Fin des quiproquos autour des déchets d'Abidjan
Par Rédaction L'Usine Nouvelle - Publié lePlus d'un an après le drame, les travaux de dépollution entrent dans leur deuxième phase.

Le compromis nécessaire à la reprise du nettoyage des sites contaminés en août 2006 par les déchets du Probo Koala semble avoir été trouvé entre l'Etat ivoirien et la société Trafigura, affréteur du tanker.
Rappel
Une première phase de nettoyage est confiée à la société française Trédi, qui collecte 9 300 tonnes de substances contaminées avant de les acheminer en France pour y être traitées. Les travaux sont interrompus en décembre 2006 faute d'une autorisation du gouvernement ivoirien. Selon Trédi, il resterait entre 2 500 et 3 000 tonnes de déchets à collecter. Le 13 février 2007, Trafigura s'engage à verser à l'Etat ivoirien 152,5 millions d'euros en échange de l'abandon des poursuites judiciaires et de la prise en charge du coût de la dépollution des différents sites contaminés.
Le 10 mai 2007, un « audit environnemental » est lancé par Trafigura et l'Etat ivoirien afin d'évaluer les travaux de dépollution restants. Parallèlement, une étude, « Projet de dépollution du district d'Abidjan suite au déversement des déchets du Probo Koala », est réalisé à l'initiative de l'Etat par le Bureau national d'études techniques et de développement (BNETD) et le Centre antipollution de Côte d'Ivoire (Ciapol).
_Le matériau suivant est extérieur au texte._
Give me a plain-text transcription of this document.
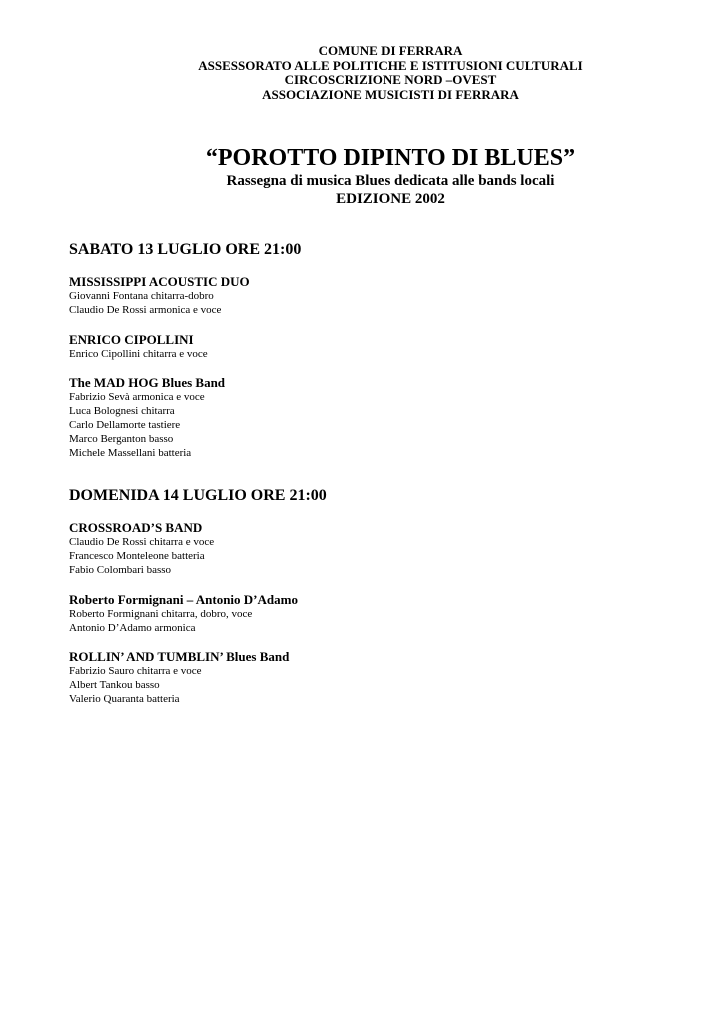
COMUNE DI FERRARA
ASSESSORATO ALLE POLITICHE E ISTITUSIONI CULTURALI
CIRCOSCRIZIONE NORD –OVEST
ASSOCIAZIONE MUSICISTI DI FERRARA
“POROTTO DIPINTO DI BLUES”
Rassegna di musica Blues dedicata alle bands locali
EDIZIONE 2002
SABATO 13 LUGLIO ORE 21:00
MISSISSIPPI ACOUSTIC DUO
Giovanni Fontana chitarra-dobro
Claudio De Rossi armonica e voce
ENRICO CIPOLLINI
Enrico Cipollini chitarra e voce
The MAD HOG Blues Band
Fabrizio Sevà armonica e voce
Luca Bolognesi chitarra
Carlo Dellamorte tastiere
Marco Berganton basso
Michele Massellani batteria
DOMENIDA 14 LUGLIO ORE 21:00
CROSSROAD’S BAND
Claudio De Rossi chitarra e voce
Francesco Monteleone batteria
Fabio Colombari basso
Roberto Formignani – Antonio D’Adamo
Roberto Formignani chitarra, dobro, voce
Antonio D’Adamo armonica
ROLLIN’ AND TUMBLIN’ Blues Band
Fabrizio Sauro chitarra e voce
Albert Tankou basso
Valerio Quaranta batteria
Suite au résultat de l'étude, l'Etat ivoirien chiffre désormais à 340 millions d'euros le plan de dépollution complète de la capitale économique de la Côte d'Ivoire. Un chiffre récusé par Trafigura qui dénonce « un document unilatéral qui émane des avocats de l'Etat ivoirien et qui n'engage que ses auteurs ».
Un accord est trouvé
Fin août, des experts internationaux constitués des membres de la société française Biogénie, des cabinets d'audit américain Environ et français Burgeap arrivent à Abidjan. Un rapport d'audit est ensuite présenté par Burgeap, « les déchets toxiques ne sont pas à mettre en cause dans la pollution chimique de la lagune. Ceux-ci proviendraient plutôt des rejets industriels qui contiennent des substances toxiques, les polluants agricoles et l'activité portuaire ». Ainsi, « les produits utilisés dans le cadre de la campagne de démoustication » dans le district d'Abidjan, en août 2006, peuvent être à l'origine de décès et de cas d'intoxication enregistrés dans les hôpitaux. « Les produits phytosanitaires utilisés pour le traitement insecticide contiennent des composés organochlorés dégageant une forte odeur désagréable, voire toxique, qui auraient été détectés dans certaines analyses des déchets. » Ce rapport débouche sur un modus-vivendi entre les deux protagonistes. Les travaux peuvent enfin reprendre.
Ainsi, depuis lundi, la population abidjanaise peut voir arriver les experts en dépollution et assister à la mise en place des équipements nécessaires à la réalisation de la deuxième phase des travaux. Des travaux désormais confiés à Biogénie, un spécialiste en dépollution de sites et en réhabilitation environnementale. Les derniers déchets pourraient être traités sur place et non plus en France. Quant au matériel et à la logistique, ils pourraient être rétrocédés à l'Etat de Côte d'Ivoire, une fois les travaux terminés.